Associated Press
GRAHAM — Tiny white lights on Bonnie Fuller’s Christmas tree are reflected softly by the bronze urn in a corner bookcase. A rosary circles the base of the urn, which holds the ashes of her eldest child and only son, Monte Donaldson.
Snapshots of Donaldson and his fiance, Colleen Whorley, make the corner a quiet memorial to the couple, who died in the crash of Alaska Airlines Flight 261. They were headed home from a vacation in Mexico on Jan. 31, 2000, when they died with 86 others aboard the plane.
For months afterward, Fuller, who also has two daughters, wept at any mention of her son, who was just 31 and loved music and travel.
She struggled with the mounds of paperwork spawned by the crash, and examined his waterlogged diary, his backpack — other things he carried on the day he died. She hoped for dreams about her son and his fiance, saw messages from them in heart-shaped rocks and mud puddles.

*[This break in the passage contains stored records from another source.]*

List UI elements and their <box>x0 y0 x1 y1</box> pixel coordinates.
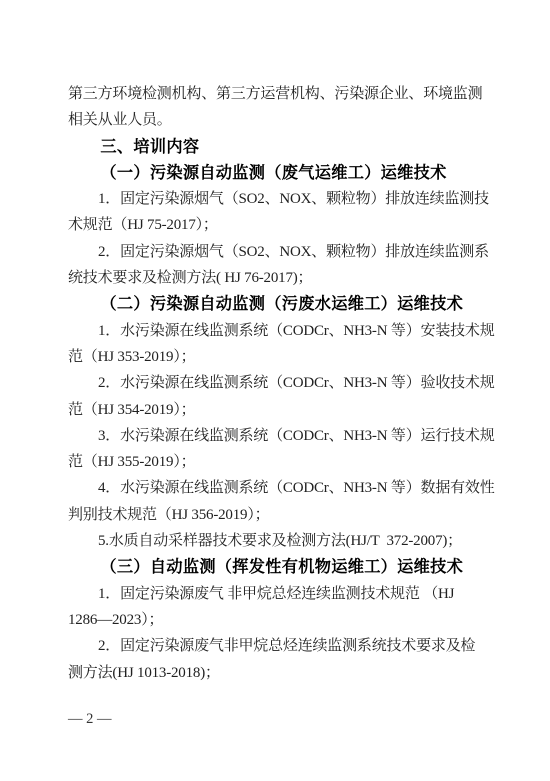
document-page: 第三方环境检测机构、第三方运营机构、污染源企业、环境监测 相关从业人员。 三、培… <box>0 0 550 781</box>
doc-line: 第三方环境检测机构、第三方运营机构、污染源企业、环境监测 <box>68 81 482 107</box>
doc-line: 测方法(HJ 1013-2018)； <box>68 660 482 686</box>
doc-line: 2．水污染源在线监测系统（CODCr、NH3-N 等）验收技术规 <box>68 370 482 396</box>
doc-line: 1．固定污染源废气 非甲烷总烃连续监测技术规范 （HJ <box>68 581 482 607</box>
doc-heading-line: 三、培训内容 <box>68 134 482 160</box>
doc-line: 术规范（HJ 75-2017）； <box>68 212 482 238</box>
doc-line: 范（HJ 355-2019）； <box>68 449 482 475</box>
doc-line: 1．水污染源在线监测系统（CODCr、NH3-N 等）安装技术规 <box>68 318 482 344</box>
doc-line: 1286—2023）； <box>68 607 482 633</box>
doc-line: 判别技术规范（HJ 356-2019）； <box>68 502 482 528</box>
doc-heading-line: （二）污染源自动监测（污废水运维工）运维技术 <box>68 291 482 317</box>
document-body: 第三方环境检测机构、第三方运营机构、污染源企业、环境监测 相关从业人员。 三、培… <box>68 81 482 686</box>
doc-line: 范（HJ 353-2019）； <box>68 344 482 370</box>
doc-heading-line: （一）污染源自动监测（废气运维工）运维技术 <box>68 160 482 186</box>
doc-line: 5.水质自动采样器技术要求及检测方法(HJ/T 372-2007)； <box>68 528 482 554</box>
doc-line: 范（HJ 354-2019）； <box>68 397 482 423</box>
doc-line: 统技术要求及检测方法( HJ 76-2017)； <box>68 265 482 291</box>
page-number: — 2 — <box>68 706 112 732</box>
doc-line: 4．水污染源在线监测系统（CODCr、NH3-N 等）数据有效性 <box>68 475 482 501</box>
doc-line: 1．固定污染源烟气（SO2、NOX、颗粒物）排放连续监测技 <box>68 186 482 212</box>
doc-line: 2．固定污染源烟气（SO2、NOX、颗粒物）排放连续监测系 <box>68 239 482 265</box>
doc-line: 3．水污染源在线监测系统（CODCr、NH3-N 等）运行技术规 <box>68 423 482 449</box>
doc-line: 相关从业人员。 <box>68 107 482 133</box>
doc-heading-line: （三）自动监测（挥发性有机物运维工）运维技术 <box>68 554 482 580</box>
doc-line: 2．固定污染源废气非甲烷总烃连续监测系统技术要求及检 <box>68 633 482 659</box>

This year, things have been better.
"It gets better as far as not having the pain when I think of them," Fuller said. "The reality has gotten kinder, more familiar."
She’s emerged from overwhelming grief to work on her comfortable home here — painting walls, retiling a bathroom, reupholstering couches. She tends her two dogs, five horses and seven cats. She cooks.
Fuller, a machinist at Boeing’s Frederickson plant, has escaped the first rounds of layoffs. Her husband, Rick, is back from nearly a year of work in Central Washington.
But this season is difficult.
"I just miss them so much," she said. "I don’t break down as easily or as often, but when I do, it’s hard to recover."
Her two other children — daughters, Tori, living near Yelm and working at a dental office, and Desirae Donaldson of San Francisco — "are doing good," she says.
In June, after a wave of depression, Fuller started seeing her counselor more regularly and began taking antidepressants. Neither seemed to work for her, so she took some time off from work.
"You don’t want someone like that working on airplane tails," she joked.
But she’s emerging from the darkness of loss.
"For the longest time, I felt guilty about even having fun," Fuller mused. "What kind of mother was I? Now I realize I should have fun because Monte died having fun."
So she and the family took a cruise to Alaska. They visited Cabo San Lucas, Mexico. One day on the beach there, Fuller found two larger feathers bracketing a little feather. She thought it might be a message from Monte.
"My husband says I build a message into everything," she said. "But he’s not a mother."